Lawmakers introduce bill to break FEMA out of DHS

The FEMA Independence Act would have the agency report directly to the president. It comes as the Trump administration takes steps to reshape and reduce FEMA.

Lawmakers are pushing a bill to move the Federal Emergency Management Agency out from under the Department of Homeland Security amid evolving debates about the future of FEMA under the Trump administration.

The FEMA Independence Act, introduced today by Reps. Jared Moskowitz (D-Fla.) and Byron Donalds (R-Fla.), would make FEMA an independent, Cabinet-level agency that reports directly to the president. Moskowitz, a former Florida director of emergency management, has long argued FEMA should be an independent agency.

“As the first emergency management director ever elected to Congress, I’ve seen firsthand the challenges preparing for, responding to, and recovering from disaster events,” Moskowitz said in statement. “As these emergencies continue to grow larger and more widespread, the American people deserve a federal response that is efficient and fast. To achieve that, FEMA should be reformed.

“DHS has become too big and too slow to oversee what needs to be a quick and flexible emergency response,” Moskowitz added.

Under the bill, FEMA would be led by a Senate-confirmed director. The director would be required to have “a demonstrated ability in and knowledge of emergency management and homeland security” across the public and private sectors.

The agency would also have up to four deputy directors, subject to Senate confirmation, along with 10 regional directors chosen by the top director.

“FEMA has become overly-bureaucratic, overly-politicized, overly-inefficient, and substantial change is needed to best serve the American people,” Donalds said in a statement. “When disaster strikes, quick and effective action must be the standard — not the exception. It is imperative that FEMA is removed from the bureaucratic labyrinth of DHS and instead is designated to report directly to the president of the United States.”

The bill is under the joint jurisdiction of the House Homeland Security Committee and the House Committee on Transportation and Infrastructure.

The legislation comes as the Trump administration has moved to reshape and reduce FEMA. In the first week of his new presidency, President Donald Trump criticized the agency’s response to Hurricane Helene. He said states should oversee more disaster response activities, adding, “I think we’re going to recommend that FEMA go away.”

Trump then launched a FEMA Review Council to recommend reforms to the agency. The council is slated to hold its first meeting by April 24.

FEMA last month also fired more than 200 probationary employees. FEMA’s acting head recently signaled more staff cuts are on the way.

Moskowitz and Donalds argue FEMA should be overhauled — in addition to becoming a direct report to the president — but not eliminated.

“By removing FEMA from the Department of Homeland Security and restoring its status as an independent, cabinet-level agency, my bipartisan bill will help cut red tape, improve government efficiency, and save lives,” Moskowitz said. “It will also help refocus FEMA on its original mission: as an agency tasked with responding before, during, and after disaster events.

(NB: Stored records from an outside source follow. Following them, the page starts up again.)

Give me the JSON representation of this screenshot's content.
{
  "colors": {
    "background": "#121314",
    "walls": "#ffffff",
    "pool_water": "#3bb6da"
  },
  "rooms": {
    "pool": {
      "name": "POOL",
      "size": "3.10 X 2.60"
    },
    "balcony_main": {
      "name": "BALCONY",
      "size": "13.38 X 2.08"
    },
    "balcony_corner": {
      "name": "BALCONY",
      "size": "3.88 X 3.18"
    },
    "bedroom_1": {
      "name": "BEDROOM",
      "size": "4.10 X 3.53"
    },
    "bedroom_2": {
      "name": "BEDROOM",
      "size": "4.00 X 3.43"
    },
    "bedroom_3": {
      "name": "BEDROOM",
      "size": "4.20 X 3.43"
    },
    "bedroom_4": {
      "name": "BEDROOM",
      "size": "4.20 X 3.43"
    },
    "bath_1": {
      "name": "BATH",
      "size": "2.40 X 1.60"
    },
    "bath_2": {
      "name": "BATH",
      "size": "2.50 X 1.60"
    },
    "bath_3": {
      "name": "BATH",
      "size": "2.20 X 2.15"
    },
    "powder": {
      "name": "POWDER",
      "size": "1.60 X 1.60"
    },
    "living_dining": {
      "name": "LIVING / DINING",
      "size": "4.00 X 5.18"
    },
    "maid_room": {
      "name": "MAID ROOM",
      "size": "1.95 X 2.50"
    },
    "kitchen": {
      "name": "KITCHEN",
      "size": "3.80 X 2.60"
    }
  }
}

FEMA is meant to be an emergency management agency, but right now, it functions more as a grant agency with emergency management capabilities. This commonsense bill will help set those priorities back where they should be.”

Questions about whether FEMA should be a part of DHS have simmered for two decades. FEMA had previously been an independent agency before the Homeland Security Act of 2002 moved it under DHS.

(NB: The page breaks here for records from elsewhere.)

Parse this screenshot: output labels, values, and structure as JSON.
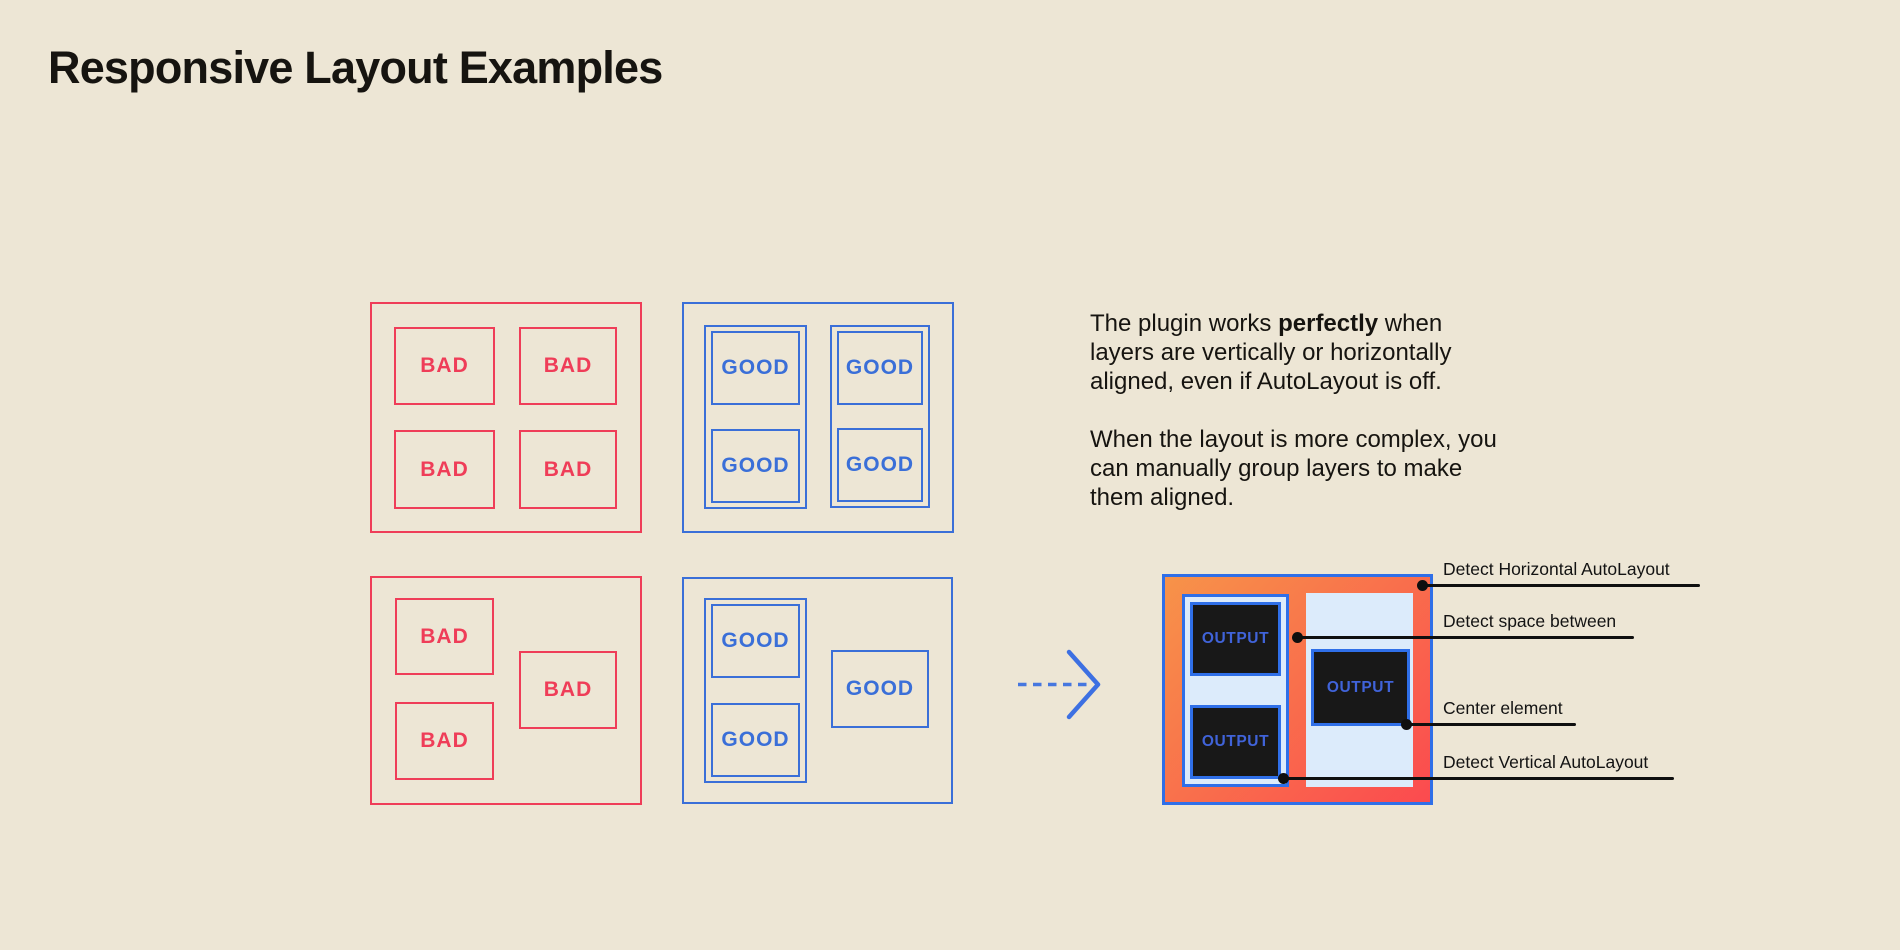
{
  "page": {
    "title": "Responsive Layout Examples"
  },
  "colors": {
    "bg": "#EDE6D5",
    "bad": "#EF3D58",
    "good": "#3A6FD8",
    "outline_blue": "#2F6FE8",
    "panel_blue": "#DCEBFB",
    "dark_box": "#181818",
    "output_text": "#4063D9",
    "ink": "#161410",
    "line_black": "#0F0F0F",
    "gradient_start": "#F79349",
    "gradient_end": "#FB4A4F"
  },
  "groups": {
    "bad_aligned": {
      "type": "bad",
      "labels": [
        "BAD",
        "BAD",
        "BAD",
        "BAD"
      ]
    },
    "good_aligned": {
      "type": "good",
      "labels": [
        "GOOD",
        "GOOD",
        "GOOD",
        "GOOD"
      ]
    },
    "bad_complex": {
      "type": "bad",
      "labels": [
        "BAD",
        "BAD",
        "BAD"
      ]
    },
    "good_complex": {
      "type": "good",
      "labels": [
        "GOOD",
        "GOOD",
        "GOOD"
      ]
    }
  },
  "description": {
    "lines_p1": [
      {
        "pre": "The plugin works ",
        "bold": "perfectly",
        "post": " when"
      },
      {
        "pre": "layers are vertically or horizontally"
      },
      {
        "pre": "aligned, even if AutoLayout is off."
      }
    ],
    "lines_p2": [
      {
        "pre": "When the layout is more complex, you"
      },
      {
        "pre": "can manually group layers to make"
      },
      {
        "pre": "them aligned."
      }
    ]
  },
  "icons": {
    "arrow": "dashed-arrow-right"
  },
  "output_diagram": {
    "box_labels": [
      "OUTPUT",
      "OUTPUT",
      "OUTPUT"
    ]
  },
  "callouts": [
    {
      "label": "Detect Horizontal AutoLayout"
    },
    {
      "label": "Detect space between"
    },
    {
      "label": "Center element"
    },
    {
      "label": "Detect Vertical AutoLayout"
    }
  ]
}
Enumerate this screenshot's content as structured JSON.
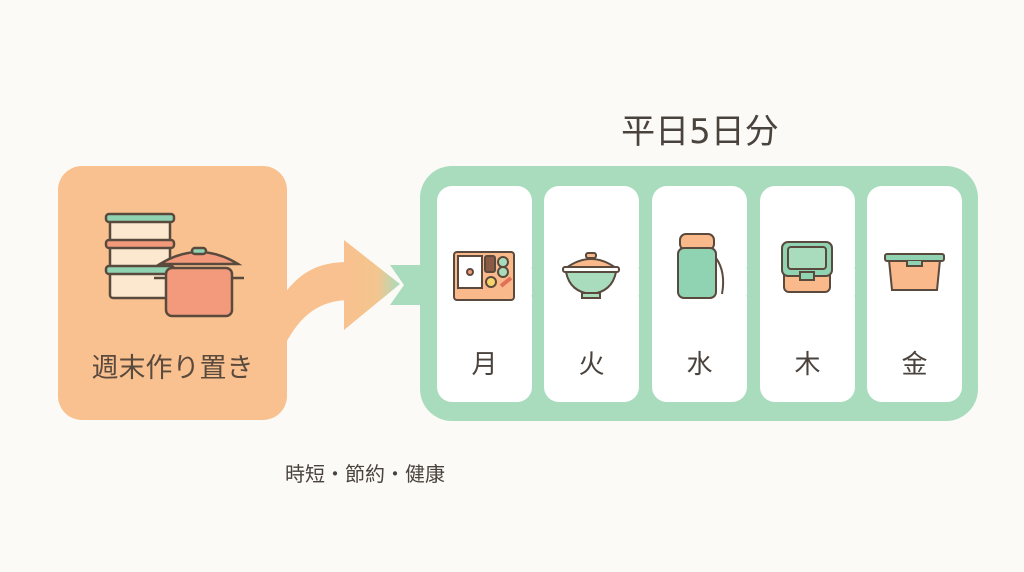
{
  "title": "平日5日分",
  "prep": {
    "label": "週末作り置き",
    "icon": "meal-prep-containers-and-pot-icon"
  },
  "days": [
    {
      "label": "月",
      "icon": "bento-box-icon"
    },
    {
      "label": "火",
      "icon": "rice-bowl-with-lid-icon"
    },
    {
      "label": "水",
      "icon": "thermos-jar-icon"
    },
    {
      "label": "木",
      "icon": "square-container-icon"
    },
    {
      "label": "金",
      "icon": "rectangular-container-icon"
    }
  ],
  "benefits": "時短・節約・健康",
  "colors": {
    "prep": "#f9c18f",
    "week": "#a9dcbd",
    "text": "#4a423c"
  }
}
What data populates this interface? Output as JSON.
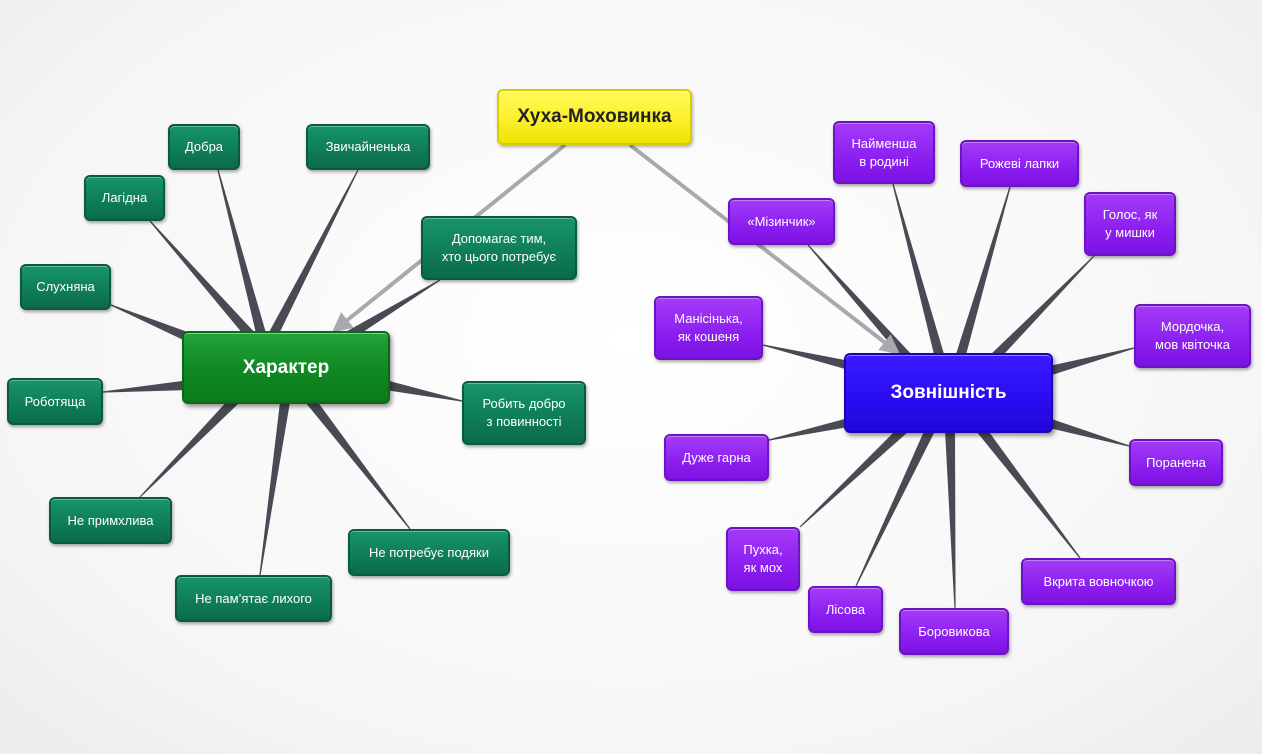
{
  "root": "Хуха-Моховинка",
  "branches": [
    {
      "title": "Характер",
      "items": [
        "Добра",
        "Звичайненька",
        "Лагідна",
        "Допомагає тим,\nхто цього потребує",
        "Слухняна",
        "Роботяща",
        "Робить добро\nз повинності",
        "Не примхлива",
        "Не потребує подяки",
        "Не пам’ятає лихого"
      ]
    },
    {
      "title": "Зовнішність",
      "items": [
        "Найменша\nв родині",
        "Рожеві лапки",
        "«Мізинчик»",
        "Голос, як\nу мишки",
        "Манісінька,\nяк кошеня",
        "Мордочка,\nмов квіточка",
        "Дуже гарна",
        "Поранена",
        "Пухка,\nяк мох",
        "Вкрита вовночкою",
        "Лісова",
        "Боровикова"
      ]
    }
  ],
  "colors": {
    "root": "#fbf02a",
    "character_hub": "#108a24",
    "character_items": "#0f7e5a",
    "appearance_hub": "#2a0df2",
    "appearance_items": "#8c1ff0",
    "connector": "#4a4a55",
    "arrow": "#a8a8b0"
  }
}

The agency and the broader federal government then came under fire for its response to Hurricane Katrina in 2005. Some members of Congress pushed for it to be moved out from under DHS at that time. While the Post-Katrina Reform Act bolstered FEMA’s independence within DHS, the law kept the agency as a departmental component.

Proponents of shifting FEMA out from under DHS argue the emergency management agency needs a direct line to the president to be effective. They also say FEMA is buried at DHS, hamstrung by a bureaucracy that also handles immigration enforcement, border security, and a range of other missions.

Opponents of removing from DHS have argued the agency benefits from being part of an integrated department focused on homeland security. FEMA relies on a range of partnerships across federal, state and local governments.

“Keeping FEMA within DHS improves efforts to reform our nation’s emergency response system, allows for better coordination among agencies, facilitates partnerships among emergency responders, and advances an all-hazards approach,” Sen. Susan Collins (R-Maine) said in 2009 after Obama administration officials said they would keep FEMA under DHS.